A mostra segue no MIS, no dia 3 de maio, às 17h, com títulos como “Noke Koi – A Festa de um Povo Verdadeiro” (AC) e “Sukande Kasáká – Terra Doente” (MT), além das produções paraenses “Umassuma – Lascas de Memória” e “Visagens e Visões”. A sessão inclui ainda “A Ascensão da Cigarra” (RO) e o longa “Como Matar um Rio” (RO). No dia 4, a programação apresenta “Dia dos Pais” (AM), “Cata” (MA) e o longa “Os Avós” (AM), com início às 18h30.
A Mostra Pan-Amazônica começa em 29 de abril, na Casa das Artes, com “Amora” (SP), às 17h30. No dia 30, no Cine Líbero Luxardo, às 18h30, serão exibidos “Boiuna” (PA), “Cais” (BA) e o documentário “Dona Onete: Meu Coração Nesse Pedacinho Aqui” (RJ), às 20h. No dia 1º de maio, a programação reúne curtas como “Não São Águas Passadas” (PA), “Samba Infinito” (RJ) e “Como Nasce Um Rio” (BA), além de “Agrotóxicos Sem Fronteira: Um Dilema Global” (DF), com início às 18h30, e o longa “Honestino” (AM), às 20h.
No dia 2 de maio, a mostra apresenta “Você Lembra” (MG) e “Glória e Liberdade” (CE), com início às 16h30, além dos curtas “Arame Farpado” (SP), “Quanto Vale o Azul?” (RJ) e “Quilombo – Grileiros de Antinha de Baixo” (GO), às 18h30, encerrando com “Nimuendajú” (MG), às 20h. No dia 3, filmes internacionais como “Feridas de Asfalto” (Equador), “Morichales” (Colômbia), às 16h30, “Sara” (Peru) e “Varado” (Guiana Francesa), às 18h30, compõem a programação. No dia 4, retornam “Dona Onete: Meu Coração Nesse Pedacinho Aqui” (RJ), com início às 16h40, seguido de “Era Uma Vez nos Andes” (Peru), às 18h30, e “O Rio dos Espíritos” (Equador/EUA), às 20h10. A mostra encerra no dia 5 com “Shiringa, Genocídio e Resistência na Amazônia” (Peru), às 18h30, e “Kueka, Memória Ancestral” (Venezuela), às 20h10.

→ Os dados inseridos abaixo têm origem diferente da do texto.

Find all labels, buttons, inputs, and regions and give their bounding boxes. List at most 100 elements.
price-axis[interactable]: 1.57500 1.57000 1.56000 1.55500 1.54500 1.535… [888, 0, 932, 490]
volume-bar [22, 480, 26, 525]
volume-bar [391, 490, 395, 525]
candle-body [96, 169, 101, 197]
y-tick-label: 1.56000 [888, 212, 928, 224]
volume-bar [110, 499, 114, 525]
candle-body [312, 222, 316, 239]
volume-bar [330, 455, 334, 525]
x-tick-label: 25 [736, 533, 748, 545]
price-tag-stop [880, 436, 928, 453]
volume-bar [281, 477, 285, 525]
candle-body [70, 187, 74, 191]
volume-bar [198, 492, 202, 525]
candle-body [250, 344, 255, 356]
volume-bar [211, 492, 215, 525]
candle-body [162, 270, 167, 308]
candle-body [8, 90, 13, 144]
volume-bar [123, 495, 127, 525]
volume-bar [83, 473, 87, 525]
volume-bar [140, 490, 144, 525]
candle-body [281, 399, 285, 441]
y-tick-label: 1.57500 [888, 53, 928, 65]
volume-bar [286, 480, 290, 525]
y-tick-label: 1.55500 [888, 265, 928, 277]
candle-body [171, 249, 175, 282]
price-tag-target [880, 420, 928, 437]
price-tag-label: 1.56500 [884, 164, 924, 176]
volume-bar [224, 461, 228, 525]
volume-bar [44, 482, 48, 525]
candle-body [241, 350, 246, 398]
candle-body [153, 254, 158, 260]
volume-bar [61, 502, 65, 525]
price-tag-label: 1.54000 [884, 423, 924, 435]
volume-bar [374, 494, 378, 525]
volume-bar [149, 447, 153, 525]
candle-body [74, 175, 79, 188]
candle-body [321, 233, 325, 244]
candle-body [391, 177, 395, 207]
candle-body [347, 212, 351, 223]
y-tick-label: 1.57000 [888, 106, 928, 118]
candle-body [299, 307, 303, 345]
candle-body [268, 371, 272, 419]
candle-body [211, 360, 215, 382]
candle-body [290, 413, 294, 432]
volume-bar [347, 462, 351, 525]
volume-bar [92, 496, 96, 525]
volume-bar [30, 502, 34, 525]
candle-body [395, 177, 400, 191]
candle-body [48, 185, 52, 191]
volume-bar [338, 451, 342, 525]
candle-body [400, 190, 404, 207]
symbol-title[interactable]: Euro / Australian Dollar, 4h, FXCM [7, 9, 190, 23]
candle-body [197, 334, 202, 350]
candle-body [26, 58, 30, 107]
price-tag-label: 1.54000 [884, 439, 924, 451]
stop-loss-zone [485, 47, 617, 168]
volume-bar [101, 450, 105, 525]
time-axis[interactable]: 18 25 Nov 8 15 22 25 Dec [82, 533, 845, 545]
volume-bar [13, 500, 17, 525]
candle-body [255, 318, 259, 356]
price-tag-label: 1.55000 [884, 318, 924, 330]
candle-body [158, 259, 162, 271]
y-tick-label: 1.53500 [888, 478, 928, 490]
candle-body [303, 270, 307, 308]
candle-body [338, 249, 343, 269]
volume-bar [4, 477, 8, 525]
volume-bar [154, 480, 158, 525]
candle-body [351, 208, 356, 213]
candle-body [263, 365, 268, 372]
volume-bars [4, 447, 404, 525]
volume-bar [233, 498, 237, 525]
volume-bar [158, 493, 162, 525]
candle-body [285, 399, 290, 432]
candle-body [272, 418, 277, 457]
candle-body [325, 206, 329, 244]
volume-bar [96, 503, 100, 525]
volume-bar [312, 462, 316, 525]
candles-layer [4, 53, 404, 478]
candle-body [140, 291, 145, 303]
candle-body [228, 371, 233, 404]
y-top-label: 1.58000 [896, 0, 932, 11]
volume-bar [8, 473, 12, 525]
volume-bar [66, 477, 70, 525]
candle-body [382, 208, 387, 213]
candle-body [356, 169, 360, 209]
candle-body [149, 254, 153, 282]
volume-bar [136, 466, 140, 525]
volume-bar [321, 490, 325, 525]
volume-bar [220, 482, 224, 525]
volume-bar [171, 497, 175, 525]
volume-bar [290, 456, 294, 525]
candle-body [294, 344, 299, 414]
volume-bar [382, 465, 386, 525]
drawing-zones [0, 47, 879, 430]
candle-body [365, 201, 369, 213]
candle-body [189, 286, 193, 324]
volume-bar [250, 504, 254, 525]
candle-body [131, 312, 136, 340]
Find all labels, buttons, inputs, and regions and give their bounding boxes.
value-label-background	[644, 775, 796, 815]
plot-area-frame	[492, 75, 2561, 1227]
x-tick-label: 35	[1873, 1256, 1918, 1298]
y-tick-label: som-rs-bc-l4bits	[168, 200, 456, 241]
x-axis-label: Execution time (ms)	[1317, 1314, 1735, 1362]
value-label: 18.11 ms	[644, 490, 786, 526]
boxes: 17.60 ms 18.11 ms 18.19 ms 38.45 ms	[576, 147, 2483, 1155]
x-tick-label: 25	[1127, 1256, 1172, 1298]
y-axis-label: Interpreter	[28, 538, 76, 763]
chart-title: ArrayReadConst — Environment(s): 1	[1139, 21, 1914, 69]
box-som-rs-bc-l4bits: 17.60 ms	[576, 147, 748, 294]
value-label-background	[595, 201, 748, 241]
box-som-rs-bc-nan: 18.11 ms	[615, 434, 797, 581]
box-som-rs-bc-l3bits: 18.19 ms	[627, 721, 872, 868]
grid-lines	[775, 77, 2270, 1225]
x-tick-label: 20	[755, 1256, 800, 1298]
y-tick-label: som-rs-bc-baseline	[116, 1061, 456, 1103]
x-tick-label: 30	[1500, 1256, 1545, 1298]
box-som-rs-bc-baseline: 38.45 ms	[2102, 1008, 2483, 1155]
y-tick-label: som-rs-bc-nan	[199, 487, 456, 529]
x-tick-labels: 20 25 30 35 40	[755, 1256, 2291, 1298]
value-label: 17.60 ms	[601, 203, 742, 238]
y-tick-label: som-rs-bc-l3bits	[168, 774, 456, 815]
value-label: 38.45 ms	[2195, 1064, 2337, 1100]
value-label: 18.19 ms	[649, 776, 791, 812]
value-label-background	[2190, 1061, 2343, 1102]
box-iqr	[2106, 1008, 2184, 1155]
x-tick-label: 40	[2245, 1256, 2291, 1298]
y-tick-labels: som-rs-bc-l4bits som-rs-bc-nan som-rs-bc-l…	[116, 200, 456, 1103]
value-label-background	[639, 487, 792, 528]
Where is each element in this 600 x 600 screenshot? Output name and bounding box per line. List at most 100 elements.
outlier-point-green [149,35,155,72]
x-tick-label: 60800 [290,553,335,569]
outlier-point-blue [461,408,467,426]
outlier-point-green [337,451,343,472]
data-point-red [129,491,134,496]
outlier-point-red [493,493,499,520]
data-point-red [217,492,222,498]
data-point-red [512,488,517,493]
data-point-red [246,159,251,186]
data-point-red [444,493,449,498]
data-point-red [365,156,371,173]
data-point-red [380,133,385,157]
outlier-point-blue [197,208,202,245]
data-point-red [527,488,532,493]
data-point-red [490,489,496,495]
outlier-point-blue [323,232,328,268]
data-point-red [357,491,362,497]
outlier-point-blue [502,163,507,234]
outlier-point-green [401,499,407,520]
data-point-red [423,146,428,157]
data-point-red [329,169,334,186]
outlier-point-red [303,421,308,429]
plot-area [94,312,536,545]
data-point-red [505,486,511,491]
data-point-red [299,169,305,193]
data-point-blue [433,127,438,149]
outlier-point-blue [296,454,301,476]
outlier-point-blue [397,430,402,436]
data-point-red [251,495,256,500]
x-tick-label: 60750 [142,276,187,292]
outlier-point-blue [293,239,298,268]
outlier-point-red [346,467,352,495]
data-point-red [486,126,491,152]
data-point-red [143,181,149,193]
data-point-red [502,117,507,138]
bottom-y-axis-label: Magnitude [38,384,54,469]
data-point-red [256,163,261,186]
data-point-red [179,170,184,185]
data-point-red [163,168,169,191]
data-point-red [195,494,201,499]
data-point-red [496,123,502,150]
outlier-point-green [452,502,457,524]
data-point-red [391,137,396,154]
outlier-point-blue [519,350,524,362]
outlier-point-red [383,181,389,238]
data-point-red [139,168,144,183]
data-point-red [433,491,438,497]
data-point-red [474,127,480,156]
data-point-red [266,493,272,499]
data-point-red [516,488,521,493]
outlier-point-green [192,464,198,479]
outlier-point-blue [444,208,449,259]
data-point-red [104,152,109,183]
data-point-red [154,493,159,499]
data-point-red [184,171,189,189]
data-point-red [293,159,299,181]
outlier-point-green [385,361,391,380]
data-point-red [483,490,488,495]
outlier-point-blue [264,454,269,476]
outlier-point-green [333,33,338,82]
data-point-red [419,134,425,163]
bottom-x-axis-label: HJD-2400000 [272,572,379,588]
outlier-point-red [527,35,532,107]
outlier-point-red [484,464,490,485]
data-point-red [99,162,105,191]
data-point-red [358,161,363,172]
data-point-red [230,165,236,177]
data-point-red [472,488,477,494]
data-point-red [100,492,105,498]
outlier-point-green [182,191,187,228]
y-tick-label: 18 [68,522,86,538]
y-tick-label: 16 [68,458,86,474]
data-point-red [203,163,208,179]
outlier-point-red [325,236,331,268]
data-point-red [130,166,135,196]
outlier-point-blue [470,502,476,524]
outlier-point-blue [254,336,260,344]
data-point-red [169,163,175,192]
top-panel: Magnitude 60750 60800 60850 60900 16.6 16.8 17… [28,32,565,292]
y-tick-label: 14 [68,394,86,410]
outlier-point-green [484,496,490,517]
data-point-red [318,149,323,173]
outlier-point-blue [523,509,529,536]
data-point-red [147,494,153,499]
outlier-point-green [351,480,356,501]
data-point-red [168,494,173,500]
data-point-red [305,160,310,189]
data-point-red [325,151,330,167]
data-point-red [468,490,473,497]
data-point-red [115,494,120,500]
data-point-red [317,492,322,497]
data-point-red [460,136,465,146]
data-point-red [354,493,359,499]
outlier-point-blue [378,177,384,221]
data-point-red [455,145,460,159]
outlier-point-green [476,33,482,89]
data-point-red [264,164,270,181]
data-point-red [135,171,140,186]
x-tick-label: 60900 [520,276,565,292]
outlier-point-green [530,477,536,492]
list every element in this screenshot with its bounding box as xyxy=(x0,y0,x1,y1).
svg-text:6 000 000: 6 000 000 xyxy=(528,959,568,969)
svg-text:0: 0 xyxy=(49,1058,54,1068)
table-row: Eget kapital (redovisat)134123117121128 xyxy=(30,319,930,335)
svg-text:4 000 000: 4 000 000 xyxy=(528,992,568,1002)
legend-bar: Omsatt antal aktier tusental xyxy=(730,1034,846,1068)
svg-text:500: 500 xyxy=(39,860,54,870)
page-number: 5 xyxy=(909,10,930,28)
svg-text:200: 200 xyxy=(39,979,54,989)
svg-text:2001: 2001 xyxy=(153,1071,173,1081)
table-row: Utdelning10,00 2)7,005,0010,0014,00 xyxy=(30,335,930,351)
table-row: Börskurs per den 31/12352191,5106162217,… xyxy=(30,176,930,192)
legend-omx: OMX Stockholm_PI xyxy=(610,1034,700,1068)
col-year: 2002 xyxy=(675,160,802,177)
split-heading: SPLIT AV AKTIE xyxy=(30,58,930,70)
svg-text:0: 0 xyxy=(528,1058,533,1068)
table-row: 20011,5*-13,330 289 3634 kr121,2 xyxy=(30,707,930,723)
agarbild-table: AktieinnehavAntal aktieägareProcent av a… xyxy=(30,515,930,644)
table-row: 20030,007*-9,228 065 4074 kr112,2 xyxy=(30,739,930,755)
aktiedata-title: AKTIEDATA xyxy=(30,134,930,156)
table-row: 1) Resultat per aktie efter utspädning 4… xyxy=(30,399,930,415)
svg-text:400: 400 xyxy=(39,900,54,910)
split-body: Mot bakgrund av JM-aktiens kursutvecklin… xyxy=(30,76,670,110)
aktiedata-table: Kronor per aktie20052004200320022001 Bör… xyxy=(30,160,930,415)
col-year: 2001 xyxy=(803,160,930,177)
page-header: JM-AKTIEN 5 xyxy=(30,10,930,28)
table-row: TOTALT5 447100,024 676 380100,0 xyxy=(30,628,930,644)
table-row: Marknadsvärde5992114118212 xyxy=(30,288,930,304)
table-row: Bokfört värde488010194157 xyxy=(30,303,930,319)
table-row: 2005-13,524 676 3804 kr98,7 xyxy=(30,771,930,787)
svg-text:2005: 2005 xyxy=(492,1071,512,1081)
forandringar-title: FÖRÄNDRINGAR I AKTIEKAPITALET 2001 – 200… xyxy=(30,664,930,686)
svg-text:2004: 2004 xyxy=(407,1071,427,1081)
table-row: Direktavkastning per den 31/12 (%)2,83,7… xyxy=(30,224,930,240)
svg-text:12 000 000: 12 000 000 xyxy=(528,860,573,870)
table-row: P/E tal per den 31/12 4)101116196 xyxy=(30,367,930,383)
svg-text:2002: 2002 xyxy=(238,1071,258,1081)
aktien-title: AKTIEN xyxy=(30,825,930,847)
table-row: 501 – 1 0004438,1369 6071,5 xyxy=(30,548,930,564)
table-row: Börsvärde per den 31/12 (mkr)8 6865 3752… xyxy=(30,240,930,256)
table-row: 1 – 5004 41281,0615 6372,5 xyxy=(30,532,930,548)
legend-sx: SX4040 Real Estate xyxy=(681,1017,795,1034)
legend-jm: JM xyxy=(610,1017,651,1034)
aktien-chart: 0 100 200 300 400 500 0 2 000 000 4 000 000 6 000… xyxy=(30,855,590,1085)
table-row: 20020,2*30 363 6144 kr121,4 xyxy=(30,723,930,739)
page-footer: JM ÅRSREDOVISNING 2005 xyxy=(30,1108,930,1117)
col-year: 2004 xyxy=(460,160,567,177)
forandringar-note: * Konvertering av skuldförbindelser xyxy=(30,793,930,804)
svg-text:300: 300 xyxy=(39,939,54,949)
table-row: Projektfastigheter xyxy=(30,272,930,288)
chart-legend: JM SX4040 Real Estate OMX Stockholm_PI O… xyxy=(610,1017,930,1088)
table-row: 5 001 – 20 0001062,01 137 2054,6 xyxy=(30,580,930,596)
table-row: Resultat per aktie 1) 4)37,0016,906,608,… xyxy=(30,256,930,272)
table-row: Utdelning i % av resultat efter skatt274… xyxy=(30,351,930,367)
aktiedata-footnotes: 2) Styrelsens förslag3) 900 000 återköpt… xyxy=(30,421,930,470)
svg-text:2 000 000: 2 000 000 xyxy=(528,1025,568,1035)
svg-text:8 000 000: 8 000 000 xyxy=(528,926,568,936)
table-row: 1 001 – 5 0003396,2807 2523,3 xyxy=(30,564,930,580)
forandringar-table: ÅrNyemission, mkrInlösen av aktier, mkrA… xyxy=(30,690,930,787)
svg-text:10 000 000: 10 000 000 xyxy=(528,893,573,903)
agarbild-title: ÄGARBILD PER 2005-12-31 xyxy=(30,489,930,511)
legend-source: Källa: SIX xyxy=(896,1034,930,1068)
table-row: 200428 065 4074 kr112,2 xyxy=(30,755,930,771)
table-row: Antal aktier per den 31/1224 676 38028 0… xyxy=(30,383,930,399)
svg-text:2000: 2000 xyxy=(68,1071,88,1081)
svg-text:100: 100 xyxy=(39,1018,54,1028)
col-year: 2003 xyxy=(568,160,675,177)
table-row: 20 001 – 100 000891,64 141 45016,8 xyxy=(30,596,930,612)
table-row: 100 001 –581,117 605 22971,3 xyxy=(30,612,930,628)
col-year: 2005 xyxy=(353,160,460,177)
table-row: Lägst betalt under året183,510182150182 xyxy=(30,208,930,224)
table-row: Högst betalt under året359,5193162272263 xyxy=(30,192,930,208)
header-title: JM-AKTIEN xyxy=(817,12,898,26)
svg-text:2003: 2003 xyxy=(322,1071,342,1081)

Outro destaque é a Mostra As Amazonas do Cinema, realizada na Casa das Artes, que inicia no dia 30 de abril com curtas como “Quem Quer?” (PA), “Maira Porongyta – O Aviso dos Céus” (RJ), “Tapando Buracos” (AL) e “Madre” (GO), com início às 18h30, além de “Cabeça, Ombro, Joelho e Pé” (SP), “Áudios de Casa” (SP) e o longa “A Vida Secreta dos Meus Três Homens” (CE), às 20h. No dia 1º de maio, a programação segue com “A Pele do Ouro” (RR), “Beira” (RO), “Ambivalência” (RJ) e “Rami Rami Kirami” (AC), às 18h30, e o longa “Mama” (Equador), às 20h.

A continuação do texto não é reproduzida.